I live in a Alt.* world. Have been all my life. I prefer the alternate movies over mainstream. I would rather sit and watch an art film from 1930s German cinema than the latest slap-fest from Ben Stiller. I prefer alternate music over mainstream. Give me Loreena McKennit or Mike Oldfield over Britney Spears and Justin Timberlake anyday. So it's only natural I'm sucked toward the Alt.NET way of software development.

Back before I was into this software thing I was an artist. I jumped from graphic design to commercial advertising. During my 7 year itch I spent a good part of it in comics, and more precisely the alternate comics. I never tried out for Marvel or DC (although a Marvel guy who shall remain nameless liked my stuff and invited me down to New York to talk to them) so the alternate scene for me was Dark Horse, Vertigo, and Image. These were the little guys. The guys who preferred glossy paper over stock comic newsprint. The guys who were true to reality and weren't afraid to show murder, death, kill in the pages. I did a comic once about drug dealers in Bogota, Columbia (and the band of 5 guys [think A-Team but cooler] who would bring them down). The writer put something simple on the page like "the drug industry in Columbia was everywhere". If I was at Marvel or DC, one might draw the factories and lots of trucks, people packaging up the drugs, and shipping them off to the Americas. However this was Alt.Comic land and we told it like it was. I thought showing drug addicts (including one guy shooting up in an alley on one panel) mixed in with the tourists was the way to go. It was deemed a little racy and I was asked to tone it down, but it wasn't censorship and in the end I got to express what I really intended to do. I felt like I had made a difference and wasn't going to let the mainstream way of doing things cloud my judgement.

Alright, back to software development. I still don't know if I'll call myself an Alt.NETter simply because I'm not sure it's clear what that means. Any Alt.* movement in the world has it's basis in reality. Alternate art, movies, and music were created as a way to exercise expression of freedom, not just to be different. What is it that we look at in the "mainstream" way of software development that bothers us (enough to create an Alt.NET way). This really doesn't have anything to do with Microsoft does it? However many people have tagged MS as being the "evil empire" and using Microsoft tools is the wrong way, Alt.NET is the right way. Even the name seems to resonate against .NET and way Microsoft does things.

To me, Alt.NET means doing things differently than some whitepaper or robotic manager tells you how to do it because that's how it's been done for years. Alt.NET is any deviation from the "norm" when that norm doesn't make sense anymore. Maybe it made sense to shuttle fully blown DataSets across the wire at the time, because the developer who wrote it didn't know any better. However in time, as any domain evolves, you understand more and more about the problem and come to a realization you only need these two pieces of information, not the whole bucket. And a simple DTO or ResultObject will do. So you change. You refactor to a better place. And you become an Alt.NETter.

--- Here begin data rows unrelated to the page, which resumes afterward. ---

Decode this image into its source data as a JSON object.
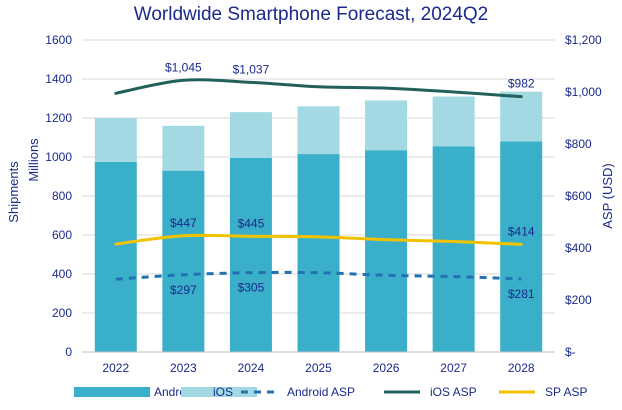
{
  "chart_data": {
    "type": "bar",
    "title": "Worldwide Smartphone Forecast, 2024Q2",
    "categories": [
      "2022",
      "2023",
      "2024",
      "2025",
      "2026",
      "2027",
      "2028"
    ],
    "y_left": {
      "label_outer": "Shipments",
      "label_inner": "Millions",
      "ticks": [
        0,
        200,
        400,
        600,
        800,
        1000,
        1200,
        1400,
        1600
      ],
      "tick_labels": [
        "0",
        "200",
        "400",
        "600",
        "800",
        "1000",
        "1200",
        "1400",
        "1600"
      ],
      "range": [
        0,
        1600
      ]
    },
    "y_right": {
      "label": "ASP (USD)",
      "ticks": [
        0,
        200,
        400,
        600,
        800,
        1000,
        1200
      ],
      "tick_labels": [
        "$-",
        "$200",
        "$400",
        "$600",
        "$800",
        "$1,000",
        "$1,200"
      ],
      "range": [
        0,
        1200
      ]
    },
    "grid": true,
    "legend_position": "bottom",
    "bar_series": [
      {
        "name": "Android",
        "color": "#3aafc9",
        "values": [
          975,
          930,
          995,
          1015,
          1035,
          1055,
          1080
        ]
      },
      {
        "name": "iOS",
        "color": "#a2d9e3",
        "values": [
          225,
          230,
          235,
          245,
          255,
          255,
          255
        ]
      }
    ],
    "line_series": [
      {
        "name": "Android ASP",
        "color": "#2271b3",
        "style": "dashed",
        "axis": "right",
        "values": [
          280,
          297,
          305,
          305,
          295,
          290,
          281
        ]
      },
      {
        "name": "iOS ASP",
        "color": "#22605c",
        "style": "solid",
        "axis": "right",
        "values": [
          995,
          1045,
          1037,
          1020,
          1015,
          1000,
          982
        ]
      },
      {
        "name": "SP ASP",
        "color": "#f2c200",
        "style": "solid",
        "axis": "right",
        "values": [
          415,
          447,
          445,
          443,
          432,
          425,
          414
        ]
      }
    ],
    "data_labels": [
      {
        "series": "iOS ASP",
        "index": 1,
        "text": "$1,045",
        "position": "above"
      },
      {
        "series": "iOS ASP",
        "index": 2,
        "text": "$1,037",
        "position": "above"
      },
      {
        "series": "iOS ASP",
        "index": 6,
        "text": "$982",
        "position": "above"
      },
      {
        "series": "SP ASP",
        "index": 1,
        "text": "$447",
        "position": "above"
      },
      {
        "series": "SP ASP",
        "index": 2,
        "text": "$445",
        "position": "above"
      },
      {
        "series": "SP ASP",
        "index": 6,
        "text": "$414",
        "position": "above"
      },
      {
        "series": "Android ASP",
        "index": 1,
        "text": "$297",
        "position": "below"
      },
      {
        "series": "Android ASP",
        "index": 2,
        "text": "$305",
        "position": "below"
      },
      {
        "series": "Android ASP",
        "index": 6,
        "text": "$281",
        "position": "below"
      }
    ],
    "legend": [
      "Android",
      "iOS",
      "Android ASP",
      "iOS ASP",
      "SP ASP"
    ]
  }
}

It's not about doing things differently for difference sake. You see a flaw in something and want to correct it (hopefully for the better). Perhaps BizTalk was chosen as a tool when something much smaller and easier to manage would have worked (even a RYO approach). Dozens of transactions a day instead of thousands and no monitoring required. If there's pain and suffering in using a tool or technology, don't use it. When you go to the doctor and say "Doc, it hurts when I do this" and he replies with "Don't do that" that's what we're talking about here. If it pains you to go in and maintain something because of the way it was built, then there's a first order problem here in how something was built (but not necessarily the tools used to do the job). That's my indicator that something isn't right and there must be a better way.

As software artists we all make decisions. We have to. Sometimes we make the right ones, sometimes not so right. However it is our responsibility if we choose to write good software, to make the right decisions at the right time. Picking a tool because it's cool doesn't make it right. Tomorrow that tool might be the worst piece of crap on the planet because it wasn't built right in the first place. Software is an art and a science. There's principles we apply but we have to apply them with some knowledge and foresight to them. Even applying the principles from the Agile Manifesto require the right context. Individuals and interactions over process and tools. We stay true to these principles but that doesn't mean we abandon the others. I use Scrum everyday and pick the right tools for the right job where possible. It's a balance and not something easy to maintain. If all you do is stick your head down and code without looking around to see what's going on around you, you're missing the point. Like Scott Hanselman said, you're a 501 developer and don't really care about what you're doing. You might as well be replaced with a well written script. For the rest of us, we have a passion about this industry and want to better it. This means going out and telling everyone about new tools and techniques, demonstrating good ways to use them, explaining what new concepts like DDD and BDD mean, and most of all being pragmatic about it and accepting criticism where we can improve ourselves and the things we do.

I suppose you can call it alternative software development. I think it's software development with an intelligent and pragmatic approach. Choose the right tool for the right job at the right time and be open and adaptable to change.